Thu Jul 30, 2009 2:25 pm

On the topic, so you're saying that when a link is going over water it's better to place the antennas at 1-5m height above sea level than at 15m for example?
Sort of. If - for any reason - you can't mount antennas above 45m both sides better have both from 5 to 15m.

Amateur radio uses this ducts to establish PTP voice comms at vy long distances above 1.2GHz for instance. 100 ... 400 miles.
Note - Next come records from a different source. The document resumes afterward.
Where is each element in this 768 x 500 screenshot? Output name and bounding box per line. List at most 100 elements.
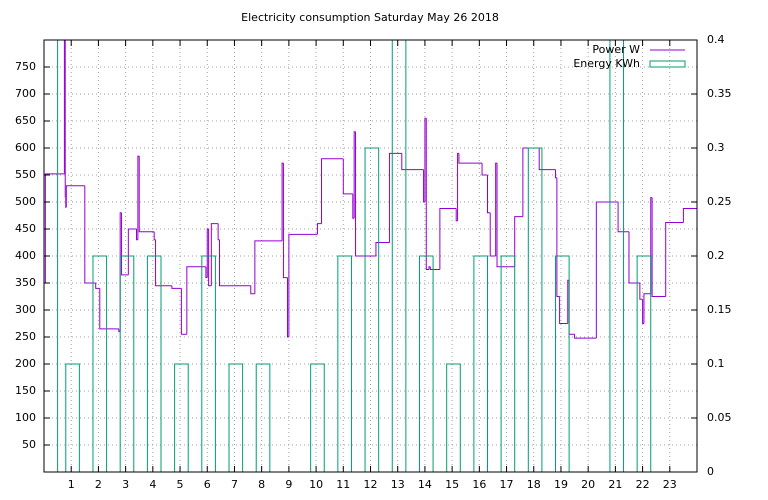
power-step bbox=[321, 158, 344, 224]
power-step bbox=[489, 212, 496, 257]
y-tick-label: 450 bbox=[15, 222, 36, 235]
power-step bbox=[138, 156, 155, 233]
power-step bbox=[254, 240, 283, 294]
power-step bbox=[389, 152, 402, 243]
x-tick-label: 17 bbox=[500, 478, 514, 491]
x-tick-label: 3 bbox=[122, 478, 129, 491]
x-tick-label: 7 bbox=[231, 478, 238, 491]
power-step bbox=[218, 239, 251, 287]
y-tick-label: 250 bbox=[15, 330, 36, 343]
power-step bbox=[595, 201, 619, 339]
power-step bbox=[208, 229, 212, 287]
energy-box bbox=[119, 255, 135, 472]
y2-tick-label: 0.35 bbox=[707, 87, 732, 100]
x-tick-label: 2 bbox=[95, 478, 102, 491]
power-step bbox=[171, 285, 182, 289]
x-tick-label: 5 bbox=[177, 478, 184, 491]
power-step bbox=[63, 40, 65, 174]
power-step bbox=[628, 231, 640, 284]
x-tick-label: 13 bbox=[391, 478, 405, 491]
power-step bbox=[651, 197, 666, 297]
power-step bbox=[180, 288, 187, 335]
energy-box bbox=[337, 255, 352, 472]
x-tick-label: 9 bbox=[285, 478, 292, 491]
energy-box bbox=[609, 40, 625, 472]
y2-tick-label: 0.05 bbox=[707, 411, 732, 424]
power-step bbox=[99, 288, 119, 330]
energy-box bbox=[500, 255, 516, 472]
y-tick-label: 300 bbox=[15, 303, 36, 316]
power-step bbox=[538, 148, 556, 171]
x-tick-label: 20 bbox=[581, 478, 595, 491]
energy-box bbox=[364, 147, 380, 472]
power-step bbox=[574, 334, 597, 339]
energy-box bbox=[473, 255, 488, 472]
power-step bbox=[617, 202, 629, 233]
x-tick-label: 22 bbox=[636, 478, 650, 491]
y-tick-label: 650 bbox=[15, 114, 36, 127]
power-step bbox=[250, 285, 255, 295]
axes: 1 2 3 4 5 6 7 8 9 10 11 12 13 14 15 16 17 18 19 20 21 22 23501… bbox=[15, 33, 732, 491]
x-tick-label: 14 bbox=[418, 478, 432, 491]
x-tick-label: 23 bbox=[663, 478, 677, 491]
y-tick-label: 750 bbox=[15, 60, 36, 73]
power-step bbox=[153, 231, 156, 241]
energy-box bbox=[92, 255, 108, 472]
x-tick-label: 21 bbox=[608, 478, 622, 491]
x-tick-label: 16 bbox=[472, 478, 486, 491]
y2-tick-label: 0.1 bbox=[707, 357, 725, 370]
power-step bbox=[375, 242, 390, 256]
power-step bbox=[282, 163, 288, 279]
power-step bbox=[486, 175, 491, 214]
power-step bbox=[316, 223, 322, 235]
y-tick-label: 350 bbox=[15, 276, 36, 289]
power-step bbox=[496, 163, 515, 268]
energy-box bbox=[636, 255, 652, 472]
plot-area bbox=[44, 40, 697, 472]
power-step bbox=[64, 40, 66, 198]
power-step bbox=[127, 228, 137, 275]
y2-tick-label: 0.2 bbox=[707, 249, 725, 262]
power-step bbox=[439, 207, 457, 270]
power-step bbox=[559, 296, 568, 324]
energy-box bbox=[255, 363, 271, 472]
power-step bbox=[665, 222, 684, 297]
power-step bbox=[44, 173, 65, 283]
x-tick-label: 12 bbox=[364, 478, 378, 491]
x-tick-label: 18 bbox=[527, 478, 541, 491]
energy-box bbox=[555, 255, 570, 472]
power-step bbox=[556, 177, 560, 297]
y2-tick-label: 0.25 bbox=[707, 195, 732, 208]
power-step bbox=[95, 283, 100, 289]
power-step bbox=[288, 233, 318, 337]
power-step bbox=[355, 131, 376, 257]
power-step bbox=[121, 212, 129, 276]
energy-box bbox=[174, 363, 189, 472]
y2-tick-label: 0.15 bbox=[707, 303, 732, 316]
power-step bbox=[458, 153, 483, 164]
y2-tick-label: 0.4 bbox=[707, 33, 725, 46]
power-step bbox=[342, 158, 353, 195]
x-tick-label: 19 bbox=[554, 478, 568, 491]
x-tick-label: 6 bbox=[204, 478, 211, 491]
y-tick-label: 200 bbox=[15, 357, 36, 370]
energy-box bbox=[391, 40, 407, 472]
power-step bbox=[639, 283, 643, 300]
power-step bbox=[481, 163, 488, 176]
x-tick-label: 8 bbox=[258, 478, 265, 491]
y-tick-label: 150 bbox=[15, 384, 36, 397]
legend-label: Power W bbox=[592, 43, 640, 56]
energy-box bbox=[228, 363, 244, 472]
y-tick-label: 550 bbox=[15, 168, 36, 181]
energy-box bbox=[446, 363, 461, 472]
power-step bbox=[84, 185, 96, 284]
chart-title: Electricity consumption Saturday May 26 … bbox=[241, 11, 499, 24]
power-step bbox=[514, 216, 523, 267]
legend-label: Energy KWh bbox=[573, 57, 640, 70]
power-step bbox=[429, 266, 440, 270]
power-step bbox=[186, 266, 206, 335]
energy-box bbox=[146, 255, 162, 472]
y-tick-label: 700 bbox=[15, 87, 36, 100]
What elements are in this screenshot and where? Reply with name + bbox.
But this setup are usefull for amateur purposes: a short time lasting two way voice contact just to 'break distance records'.

There is lots of concern on some professional markets about this ducts: the sea radar market, low orbiting satellites when sat-to-ship comms have problems (inmarsat) due to sat low elevation angle, microwave PTP links between oil rigs, etc.

And all of them reach more or less the same conclusions: both antenna inside the duct or both above the spray layer; circular pol, then horizontal, never vertical; wider channels and lots of possible throughput to have room for a stable but lower throughput; narrow & clean beamwidht antennas (e.g. high gain and few sidelobes) to avoid reflected signals (multipath) even if you need to reduce power due to high gain of antennas, etc.

The topic original setup is: one side at 5m and the other at 75m. So one antenna is inside the duct, another outside. You can expect this effect:

Image

And - finally - there is the 'marriage' between 2.4GHz and water. So other frequencies (900M / 5.8G) will use this duct anyway but at least will not suffer extra attenuation as 2.4G due to evaporated water from sea surface.

Despite the naysayers, this thread viewtopic.php?f=9&t=31644, explains how I created a fast and reliable 5 GHz link across 20 miles of pacific ocean.
Interesting solution: frequency diversity. Both are ok: frequency or spatial. Those multipath nulls 'walks' around the spectrum at some slow speed. This drive us to wider channels and OFDM with as much carrires as possible if someone want to try to use single freq + single antenna.

I deploy a 140Mbps (ETH + 16E1) 76Km 8GHz PTP link across a big city some time ago ... not ocean :D ... but this huge city develops lots of thermal inversions etc. One side ant is 15m @ 1.2m diameter. Another is 125m or so, 3.6m diameter. There is a lot of narrow band nulls along the day but we bet on modem resources, able to handle two 16dB nulls along the 30MHz channel spectrum (64QAM). And it works, SLA > 99,999 (3 minutes possible outages a year).